Following an Executive Order issued by U.S. President Barack Obama in February of this year, the National Institute of Standards and Technology (NIST) yesterday made public a provisional copy of the government’s cybersecurity framework and says it will accept public comment on the draft for the next 45 days.

The preliminary framework is the collaborative effort of more than 3,000 individuals and organizations working together to develop sets of outcome-focused standards, best practices, and guidelines in order that government agencies as well as businesses and their suppliers and customers can address their network security needs with minimal impact on day-to-day operations. It aims to establish sets of industry specific security norms applicable to organizations of all sizes with the goal of securing the nation’s critical infrastructure.

Its key objective, NIST claims, is to encourage organizations to prioritize at cybersecurity risk in the same way they prioritize financial, safety, and operational risks.

The framework is broken into five core functions: identify; protect; detect; respond; and recover. Ideally, companies – particularly those that handle critical infrastructure – will aim to serve each function by identifying the potential risks they face ahead of time, establishing protections to address those threats, and developing methods of detecting, responding to, and recovering from attacks if and when they occur.

“Thanks to a tremendous amount of industry input, the voluntary framework provides a flexible, dynamic approach to matching business needs with improving cybersecurity,” said NIST Director Patrick Gallagher. “We encourage organizations to begin reviewing and testing the Preliminary Framework to better inform the version we plan to release in February.”

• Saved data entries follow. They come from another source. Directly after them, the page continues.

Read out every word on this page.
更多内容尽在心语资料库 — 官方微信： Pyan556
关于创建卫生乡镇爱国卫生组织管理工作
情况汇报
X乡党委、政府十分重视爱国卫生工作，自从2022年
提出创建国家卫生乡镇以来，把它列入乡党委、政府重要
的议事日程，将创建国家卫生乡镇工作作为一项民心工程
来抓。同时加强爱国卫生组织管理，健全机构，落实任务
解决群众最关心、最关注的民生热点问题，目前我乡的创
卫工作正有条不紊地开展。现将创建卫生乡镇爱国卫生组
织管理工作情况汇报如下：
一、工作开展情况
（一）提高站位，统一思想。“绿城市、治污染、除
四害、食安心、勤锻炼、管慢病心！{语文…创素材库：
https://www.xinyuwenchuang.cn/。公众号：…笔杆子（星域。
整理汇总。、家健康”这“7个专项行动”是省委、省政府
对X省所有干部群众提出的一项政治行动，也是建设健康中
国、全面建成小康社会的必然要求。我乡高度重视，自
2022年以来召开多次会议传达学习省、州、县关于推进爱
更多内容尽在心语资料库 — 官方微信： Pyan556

The framework hopes to help organizations establish prioritized internal IT security goals and provide guidance as organizations work toward those goals. It will also promote external communication with the government and other private companies so that organizations can share valuable threat information and – because attacks on one company often affect many others – hold one another accountable establishing strong defenses.

“We want to turn today’s best practices into common practices, and better equip organizations to understand that good cybersecurity risk management is good business,” explained Gallagher. “The framework will be a living document that allows for continuous improvement as technologies and threats evolve.”

President Obama delivered his Executive Order with the stated intent of protecting the nation’s critical infrastructure, more specifically, “systems and assets, whether physical or virtual, so vital to the United States that the incapacity or destruction of such systems and assets would have a debilitating impact on security, national economic security, national public health or safety, or any combination of those matters.” The top standard’s body however, ambitiously hopes that final cybersecurity framework will prompt all of the countries businesses to implement better security procedures.

The NIST will host a workshop discussing the implementation and further governance of the preliminary framework at North Carolina State University on Nov. 14 and 15.

In February, many criticized President Obama’s executive order for being filled with voluntary initiatives and lacking concrete mandates and requirements. It remains to be seen what stakeholders will think of the preliminary framework, but the 45 day period of crowd-sourcing can only help make the policy framework better.